Кабинет опять начал наполняться. Гувернантка привела детей.
Соня бросалась на меня и рыдала совершенно как мать, но маленький Коля уперся, ни за что не хотел подойти ко мне и ревел от страха. Приплелась Настасья — любимая горничная жены, вышедшая замуж в прошлом году за буфетчика Семена и находившаяся в последнем периоде беременности. Она размашисто крестилась, все хотела стать на колени, но живот ей мешал и она лениво всхлипывала.
— Слушай, Настя, — сказал ей тихо Семен, — не нагибайся, как бы чего не случилось. Шла бы лучше к себе; помолилась и довольно.
— Да как же мне за него не молиться? — отвечала Настасья слегка нараспев и нарочно громко, чтоб все ее слышали. — Это не человек был, а ангел божий. Еще нынче перед самой смертью обо мне вспомнил и приказал, чтобы Софья Францовна неотлучно при мне находилась.
Настасья говорила правду: произошло это так. Всю последнюю ночь жена провела у моей постели и почти не переставая плакала. Это меня истомило вконец. Рано утром, чтобы дать другое направление ее мыслям, а главное, чтобы попробовать, могу ли я явственно говорить, я сделал первый пришедший мне в голову вопрос: родила ли Настасья? Жена страшно обрадовалась тому, что я могу говорить, и спросила, не послать ли за знакомой акушеркой Софьей Францовной? Я отвечал: «да, пошли». После этого я, кажется, действительно уже ничего не говорил, и Настасья наивно думала, что мои последние мысли были о ней.
Ключница Юдишна перестала наконец голосить и начала что-то рассматривать на моем письменном столе. Савелий набросился на нее с ожесточением.
— Нет, уж вы, Прасковья Юдишна, княжеский стол оставьте, — сказал он раздраженным шепотом, — здесь вам не место.
— Да что с вами, Савелий Петрович? — прошипела обиженная Юдишна. — Я ведь не красть собираюсь.
— Что вы там собираетесь делать, про то я не знаю, но только пока печати не приложены, — я к столу никого не допущу. Я недаром сорок лет князю-покойнику служил.
— Да что вы мне вашими сорока годами в глаза тычете? Я сама больше сорока лет в этом доме живу, а теперь выходит, что я и помолиться за княжескую душу не могу…

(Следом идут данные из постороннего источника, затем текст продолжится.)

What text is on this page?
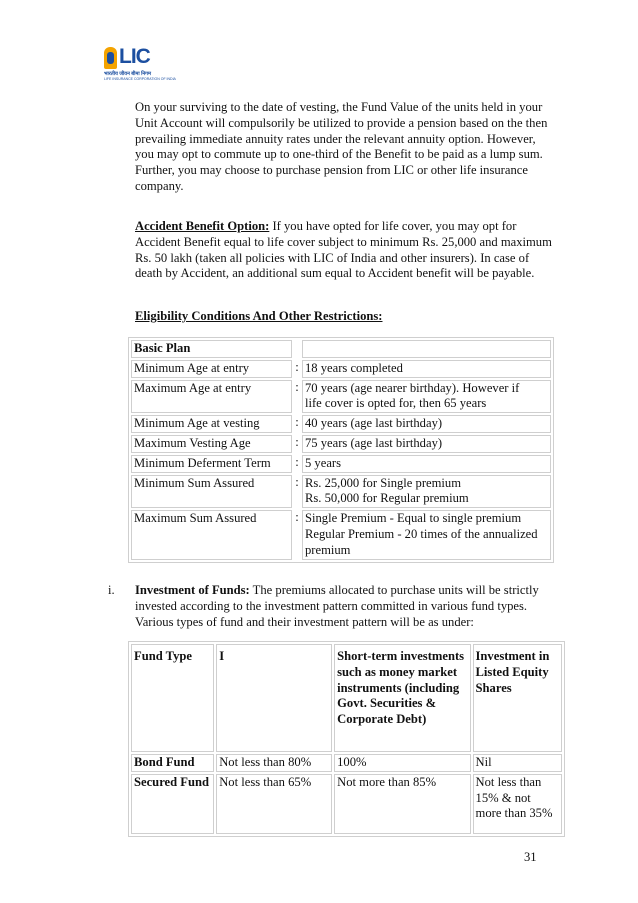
LIC
भारतीय जीवन बीमा निगम
LIFE INSURANCE CORPORATION OF INDIA
On your surviving to the date of vesting, the Fund Value of the units held in your Unit Account will compulsorily be utilized to provide a pension based on the then prevailing immediate annuity rates under the relevant annuity option. However, you may opt to commute up to one-third of the Benefit to be paid as a lump sum. Further, you may choose to purchase pension from LIC or other life insurance company.
Accident Benefit Option: If you have opted for life cover, you may opt for Accident Benefit equal to life cover subject to minimum Rs. 25,000 and maximum Rs. 50 lakh (taken all policies with LIC of India and other insurers). In case of death by Accident, an additional sum equal to Accident benefit will be payable.
Eligibility Conditions And Other Restrictions:
Basic Plan		
Minimum Age at entry	:	18 years completed

Maximum Age at entry	:	70 years (age nearer birthday). However if
life cover is opted for, then 65 years

Minimum Age at vesting	:	40 years (age last birthday)

Maximum Vesting Age	:	75 years (age last birthday)

Minimum Deferment Term	:	5 years

Minimum Sum Assured	:	Rs. 25,000 for Single premium
Rs. 50,000 for Regular premium

Maximum Sum Assured	:	Single Premium - Equal to single premium
Regular Premium - 20 times of the annualized
premium
i. Investment of Funds: The premiums allocated to purchase units will be strictly invested according to the investment pattern committed in various fund types. Various types of fund and their investment pattern will be as under:
Fund Type	I	Short-term investments such as money market instruments (including Govt. Securities & Corporate Debt)	Investment in Listed Equity Shares
Bond Fund	Not less than 80%	100%	Nil
Secured Fund	Not less than 65%	Not more than 85%	Not less than 15% & not more than 35%
31
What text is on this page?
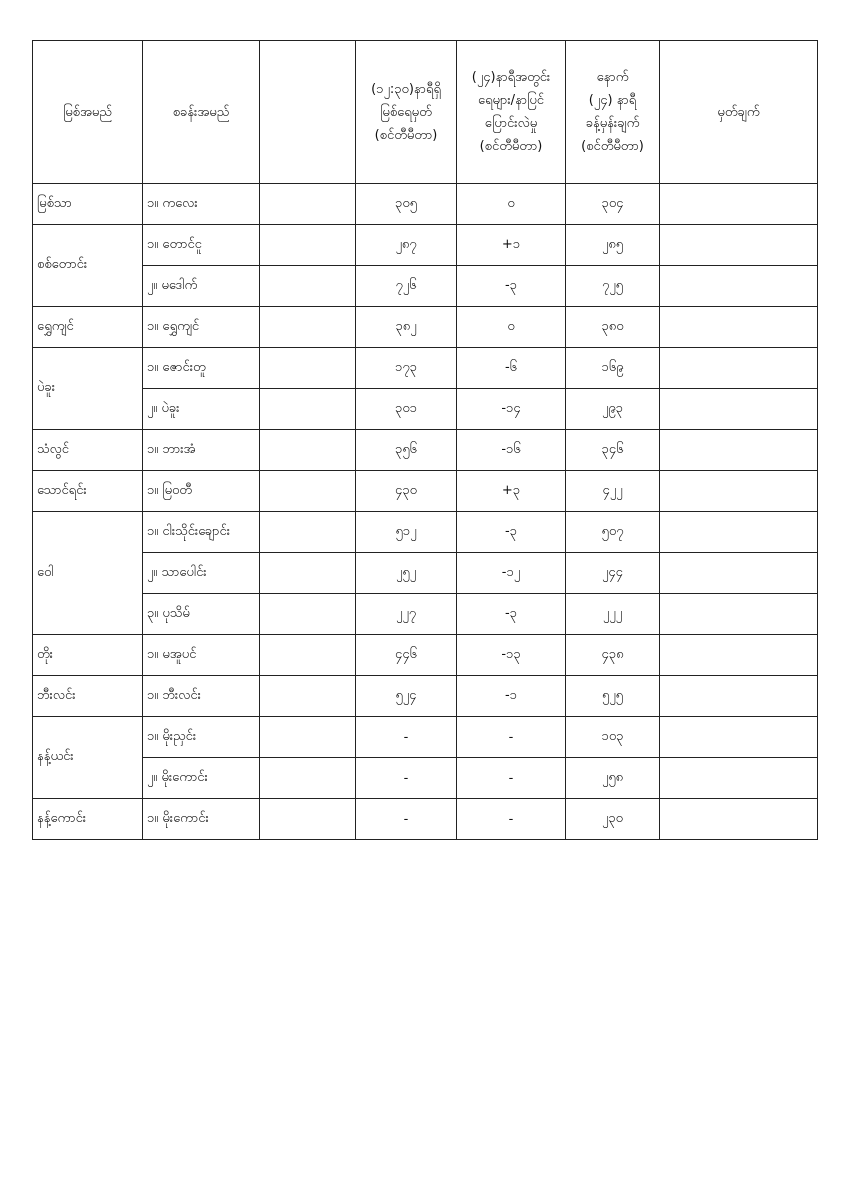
မြစ်အမည်	စခန်းအမည်		(၁၂:၃၀)နာရီရှိ
မြစ်ရေမှတ်
(စင်တီမီတာ)	(၂၄)နာရီအတွင်း
ရေများ/နာပြင်
ပြောင်းလဲမှု
(စင်တီမီတာ)	နောက်
(၂၄) နာရီ
ခန့်မှန်းချက်
(စင်တီမီတာ)	မှတ်ချက်
မြစ်သာ	၁။ ကလေး		၃၀၅	၀	၃၀၄	
စစ်တောင်း	၁။ တောင်ငူ		၂၈၇	+၁	၂၈၅	
	၂။ မဒေါက်		၇၂၆	-၃	၇၂၅	
ရွှေကျင်	၁။ ရွှေကျင်		၃၈၂	၀	၃၈၀	
ပဲခူး	၁။ ဇောင်းတူ		၁၇၃	-၆	၁၆၉	
	၂။ ပဲခူး		၃၀၁	-၁၄	၂၉၃	
သံလွင်	၁။ ဘားအံ		၃၅၆	-၁၆	၃၄၆	
သောင်ရင်း	၁။ မြဝတီ		၄၃၀	+၃	၄၂၂	
ဝေါ	၁။ ငါးသိုင်းချောင်း		၅၁၂	-၃	၅၀၇	
	၂။ သာပေါင်း		၂၅၂	-၁၂	၂၄၄	
	၃။ ပုသိမ်		၂၂၇	-၃	၂၂၂	
တိုး	၁။ မအူပင်		၄၄၆	-၁၃	၄၃၈	
ဘီးလင်း	၁။ ဘီးလင်း		၅၂၄	-၁	၅၂၅	
နန့်ယင်း	၁။ မိုးညှင်း		-	-	၁၀၃	
	၂။ မိုးကောင်း		-	-	၂၅၈	
နန့်ကောင်း	၁။ မိုးကောင်း		-	-	၂၃၀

— Молиться можете, а до стола не прикасайтесь.
Люди эти из уважения ко мне ругались шепотом, а между тем я явственно слышал каждое их слово. Это меня страшно удивило. «Неужели я в летаргии?» — подумал я с ужасом. Года два тому назад я прочитал какую-то французскую повесть, в которой подробно описывались впечатления заживо погребенного человека. И я усиливался восстановить в памяти этот рассказ, но никак не мог вспомнить главного, т. е. что именно он сделал, чтобы выйти из гроба.
В столовой начали бить стенные часы; я сосчитал одиннадцать. Васютка, девочка, жившая в доме «на побегушках», вбежала с известием, что пришел священник и что в зале все готово. Принесли большой таз с водой, меня раздели и начали тереть мокрой губкой, но я не почувствовал ее прикосновения; мне казалось, что моют чью-то чужую грудь, чьи-то чужие ноги.
«Ну, значит, это не летаргия, — соображал я, пока меня облекали в чистое белье, — но что же это такое?»
Доктор сказал: «все кончено», обо мне плачут, сейчас меня положат в гроб и дня через два похоронят. Тело, повиновавшееся мне столько лет, теперь не мое, я несомненно умер, а между тем я продолжаю видеть, слышать и понимать. Может быть, в мозгу жизнь продолжается дольше, но ведь мозг тоже тело. Это тело было похоже на квартиру, в которой я долго жил и с которой решился съехать. Все окна и двери открыты настежь, все вещи вывезены, все домашние вышли, и только хозяин застоялся перед выходом и бросает прощальный взгляд на ряд комнат, в которых прежде кипела жизнь и которые теперь дивят его своей пустотой.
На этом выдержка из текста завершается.